No entanto, Johnny Alf foi indubitavelmente influência marcante na geração que forneceria canções para João Gilberto. Jovens, em sua maioria, de classe média afluente, brancos, moradores da Zona Sul carioca. Johnny Alf tinha uma história completamente diferente. Alfredo José da Silva nasceu em 1929, no Rio. O pai morreu na revolução constitucionalista de 1932 (era cabo do Exército). A mãe foi empregada doméstica. A patroa de sua mãe gostou da esperteza do garoto, tinha piano em casa, e contratou uma professora para ensiná-lo, quando ela estava com nove anos. Ele passaria no difícil teste de admissão ao Colégio Pedro II, um dos melhores do país, e cursou inglês no IBEU (Instituto Brasil-Estados Unidos), onde uma amiga americana o chamava de “Johnny Alf”, que se tornou seu nome artístico.

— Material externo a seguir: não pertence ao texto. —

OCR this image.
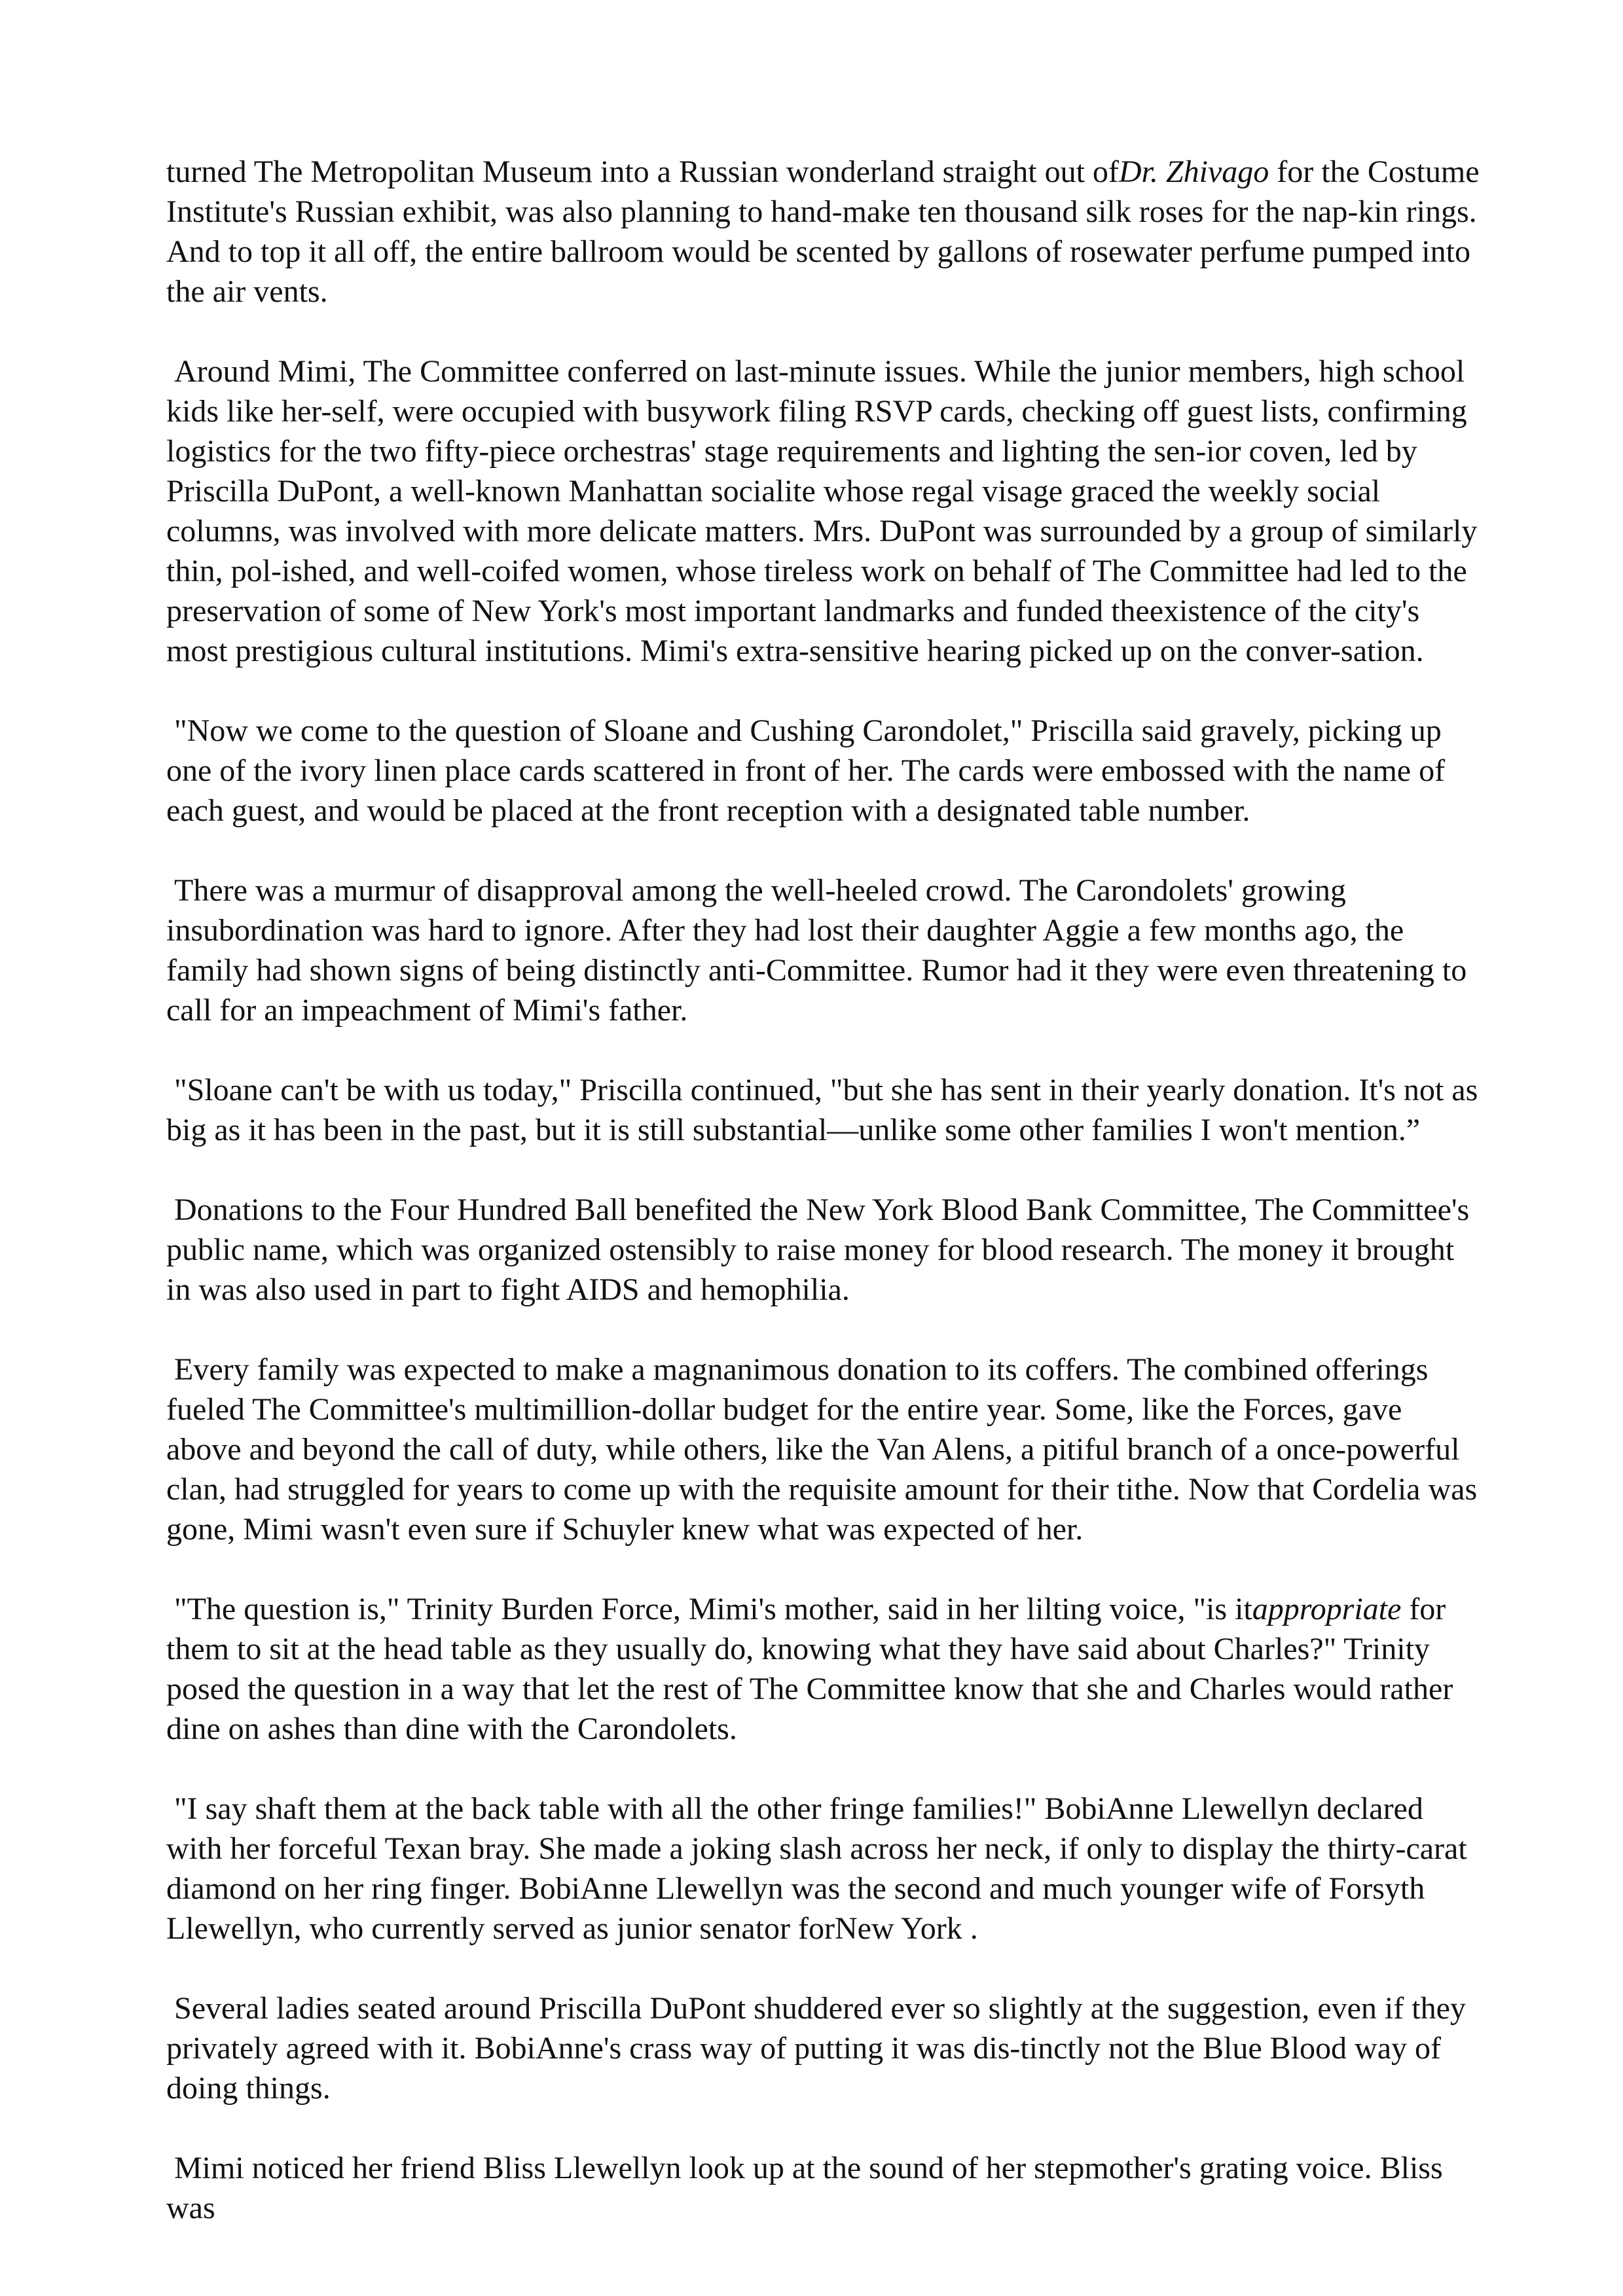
turned The Metropolitan Museum into a Russian wonderland straight out ofDr. Zhivago for the Costume Institute's Russian exhibit, was also planning to hand-make ten thousand silk roses for the nap-kin rings. And to top it all off, the entire ballroom would be scented by gallons of rosewater perfume pumped into the air vents.

Around Mimi, The Committee conferred on last-minute issues. While the junior members, high school kids like her-self, were occupied with busywork filing RSVP cards, checking off guest lists, confirming logistics for the two fifty-piece orchestras' stage requirements and lighting the sen-ior coven, led by Priscilla DuPont, a well-known Manhattan socialite whose regal visage graced the weekly social columns, was involved with more delicate matters. Mrs. DuPont was surrounded by a group of similarly thin, pol-ished, and well-coifed women, whose tireless work on behalf of The Committee had led to the preservation of some of New York's most important landmarks and funded theexistence of the city's most prestigious cultural institutions. Mimi's extra-sensitive hearing picked up on the conver-sation.

"Now we come to the question of Sloane and Cushing Carondolet," Priscilla said gravely, picking up one of the ivory linen place cards scattered in front of her. The cards were embossed with the name of each guest, and would be placed at the front reception with a designated table number.

There was a murmur of disapproval among the well-heeled crowd. The Carondolets' growing insubordination was hard to ignore. After they had lost their daughter Aggie a few months ago, the family had shown signs of being distinctly anti-Committee. Rumor had it they were even threatening to call for an impeachment of Mimi's father.

"Sloane can't be with us today," Priscilla continued, "but she has sent in their yearly donation. It's not as big as it has been in the past, but it is still substantial—unlike some other families I won't mention.”

Donations to the Four Hundred Ball benefited the New York Blood Bank Committee, The Committee's public name, which was organized ostensibly to raise money for blood research. The money it brought in was also used in part to fight AIDS and hemophilia.

Every family was expected to make a magnanimous donation to its coffers. The combined offerings fueled The Committee's multimillion-dollar budget for the entire year. Some, like the Forces, gave above and beyond the call of duty, while others, like the Van Alens, a pitiful branch of a once-powerful clan, had struggled for years to come up with the requisite amount for their tithe. Now that Cordelia was gone, Mimi wasn't even sure if Schuyler knew what was expected of her.

"The question is," Trinity Burden Force, Mimi's mother, said in her lilting voice, "is itappropriate for them to sit at the head table as they usually do, knowing what they have said about Charles?" Trinity posed the question in a way that let the rest of The Committee know that she and Charles would rather dine on ashes than dine with the Carondolets.

"I say shaft them at the back table with all the other fringe families!" BobiAnne Llewellyn declared with her forceful Texan bray. She made a joking slash across her neck, if only to display the thirty-carat diamond on her ring finger. BobiAnne Llewellyn was the second and much younger wife of Forsyth Llewellyn, who currently served as junior senator forNew York .

Several ladies seated around Priscilla DuPont shuddered ever so slightly at the suggestion, even if they privately agreed with it. BobiAnne's crass way of putting it was dis-tinctly not the Blue Blood way of doing things.

Mimi noticed her friend Bliss Llewellyn look up at the sound of her stepmother's grating voice. Bliss was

Mulato, homossexual, pobre, nos Brasil dos anos 50, Johnny Alf venceu pelo talento. Sua contratação pela seleta Boate Plaza, em Copacabana, levou muito músico iniciante a frequentá-la por causa do pianista diferente, autor de composições que modernizaram a música popular. Johnny Alf ficaria na Plaza até 1954, quando se mudou para São Paulo, de onde só voltaria sete anos mais tarde com a bossa nova tornada a música da moda. Alf não pareceu muito entusiasmado pela BN, tanto que não topou o convite para o concerto dos bossa-novistas no Carnegie Hall, em 1962. Em 1965, ele se mudaria definitivamente para São Paulo, onde viveria até o final da vida. Morreu aos 80 anos, num asilo para ídolos, em Santo André (SP).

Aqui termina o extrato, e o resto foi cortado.